Why choose un-moderated over moderated usability testing?
- More realistic feedback : With traditional usability testing in labs, you are putting users into an unfamiliar environment, making them use your unfamiliar devices rather than their own, and physically watching over their shoulders, directly interfering with their experience.
But with un-moderated usability testing there are obvious chances that the user will slip into his “normal mode”. And the feedback you get will be much more relevant to how real people are using your app “in the wild.”
- Accessing an audience that is geographically dispersed : When the audience is dispersed, it involves a lot of cost, effort and time to either get to them or call them for a testing. A remote usability testing makes a lot more sense in such situations.
- To get a large sample of user behaviour data. A small sample of in person usability tests may be all that is required from a design perspective but if your stakeholders are used to seeing large samples then using big numbers may be simpler than trying to convince them of the value of the small sample.
Further, where a new design is critical for an organisation or will have will have a substantial impact, the confidence gained from a large sample study can be valuable.

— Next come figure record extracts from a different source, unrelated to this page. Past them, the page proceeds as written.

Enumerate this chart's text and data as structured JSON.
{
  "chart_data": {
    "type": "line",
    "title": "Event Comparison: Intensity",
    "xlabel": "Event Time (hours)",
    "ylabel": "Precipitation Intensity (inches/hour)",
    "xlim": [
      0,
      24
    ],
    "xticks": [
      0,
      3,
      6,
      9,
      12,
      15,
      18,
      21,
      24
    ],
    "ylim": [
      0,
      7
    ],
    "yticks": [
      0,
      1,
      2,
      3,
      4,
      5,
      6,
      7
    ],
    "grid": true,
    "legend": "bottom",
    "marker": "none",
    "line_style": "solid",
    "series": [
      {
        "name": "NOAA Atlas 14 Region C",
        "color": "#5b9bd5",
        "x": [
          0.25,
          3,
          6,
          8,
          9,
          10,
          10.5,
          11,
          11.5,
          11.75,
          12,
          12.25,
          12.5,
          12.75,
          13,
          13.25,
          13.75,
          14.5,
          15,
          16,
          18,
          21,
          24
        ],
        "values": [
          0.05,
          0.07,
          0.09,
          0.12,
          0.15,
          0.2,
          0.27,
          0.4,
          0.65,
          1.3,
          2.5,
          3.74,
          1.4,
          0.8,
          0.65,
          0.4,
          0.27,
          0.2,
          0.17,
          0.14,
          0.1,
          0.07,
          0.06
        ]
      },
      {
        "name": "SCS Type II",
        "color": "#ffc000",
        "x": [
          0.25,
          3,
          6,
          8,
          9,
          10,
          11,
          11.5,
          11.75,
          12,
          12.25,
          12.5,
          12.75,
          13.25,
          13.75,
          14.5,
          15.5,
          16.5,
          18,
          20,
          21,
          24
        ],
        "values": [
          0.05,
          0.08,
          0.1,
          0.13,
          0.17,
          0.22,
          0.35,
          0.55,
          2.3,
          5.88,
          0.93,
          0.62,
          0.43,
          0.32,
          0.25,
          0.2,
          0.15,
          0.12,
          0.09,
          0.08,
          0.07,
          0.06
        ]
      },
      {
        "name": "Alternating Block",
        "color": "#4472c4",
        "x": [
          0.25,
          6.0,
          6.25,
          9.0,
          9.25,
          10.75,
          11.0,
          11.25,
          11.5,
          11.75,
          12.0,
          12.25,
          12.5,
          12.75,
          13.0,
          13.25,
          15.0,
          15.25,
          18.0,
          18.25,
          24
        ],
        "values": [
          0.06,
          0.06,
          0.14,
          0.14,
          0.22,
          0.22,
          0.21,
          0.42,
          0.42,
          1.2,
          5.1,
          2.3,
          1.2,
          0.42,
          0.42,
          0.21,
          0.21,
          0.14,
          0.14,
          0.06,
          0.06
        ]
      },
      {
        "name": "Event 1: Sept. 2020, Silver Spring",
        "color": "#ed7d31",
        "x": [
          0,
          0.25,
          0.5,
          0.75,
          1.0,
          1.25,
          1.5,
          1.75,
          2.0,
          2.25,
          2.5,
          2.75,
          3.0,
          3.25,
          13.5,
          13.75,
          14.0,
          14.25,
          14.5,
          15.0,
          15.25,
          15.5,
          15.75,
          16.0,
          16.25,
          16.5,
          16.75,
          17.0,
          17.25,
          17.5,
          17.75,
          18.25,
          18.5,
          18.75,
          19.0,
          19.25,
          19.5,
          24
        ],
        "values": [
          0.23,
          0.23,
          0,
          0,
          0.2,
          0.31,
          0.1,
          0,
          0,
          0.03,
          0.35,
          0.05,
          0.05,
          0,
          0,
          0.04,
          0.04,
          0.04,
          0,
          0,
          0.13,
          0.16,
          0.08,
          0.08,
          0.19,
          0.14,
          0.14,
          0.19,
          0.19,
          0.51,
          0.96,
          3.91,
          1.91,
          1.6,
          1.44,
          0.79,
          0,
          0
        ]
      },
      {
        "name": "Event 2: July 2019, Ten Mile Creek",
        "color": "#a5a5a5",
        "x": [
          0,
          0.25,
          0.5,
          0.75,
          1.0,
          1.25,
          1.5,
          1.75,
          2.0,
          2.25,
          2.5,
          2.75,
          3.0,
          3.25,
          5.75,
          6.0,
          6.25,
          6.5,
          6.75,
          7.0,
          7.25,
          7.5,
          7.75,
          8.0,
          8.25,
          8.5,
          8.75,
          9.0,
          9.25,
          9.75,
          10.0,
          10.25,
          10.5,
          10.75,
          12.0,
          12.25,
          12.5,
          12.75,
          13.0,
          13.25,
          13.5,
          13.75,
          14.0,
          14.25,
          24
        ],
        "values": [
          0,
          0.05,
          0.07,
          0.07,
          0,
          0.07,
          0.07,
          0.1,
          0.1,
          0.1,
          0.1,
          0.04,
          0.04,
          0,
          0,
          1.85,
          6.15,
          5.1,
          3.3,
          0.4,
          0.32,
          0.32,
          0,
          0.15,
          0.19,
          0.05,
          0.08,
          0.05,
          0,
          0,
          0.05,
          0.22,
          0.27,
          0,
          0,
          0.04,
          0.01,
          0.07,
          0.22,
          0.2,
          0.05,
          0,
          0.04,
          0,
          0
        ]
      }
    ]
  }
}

- To compare two or more products or interfaces. Unmoderated usability testing is perfect for benchmarking studies — comparing either competitor products or different iterations of your own product. The ability to capture large sample sizes means that statistically significant differences between interfaces can be identified.
Over to you :
Un-moderated tests provide statistically significant usability results in a short period of time. And the beauty of the process is that one does not have to wait for any final interface. It can be done as early as on paper prototypes. So test often and test early!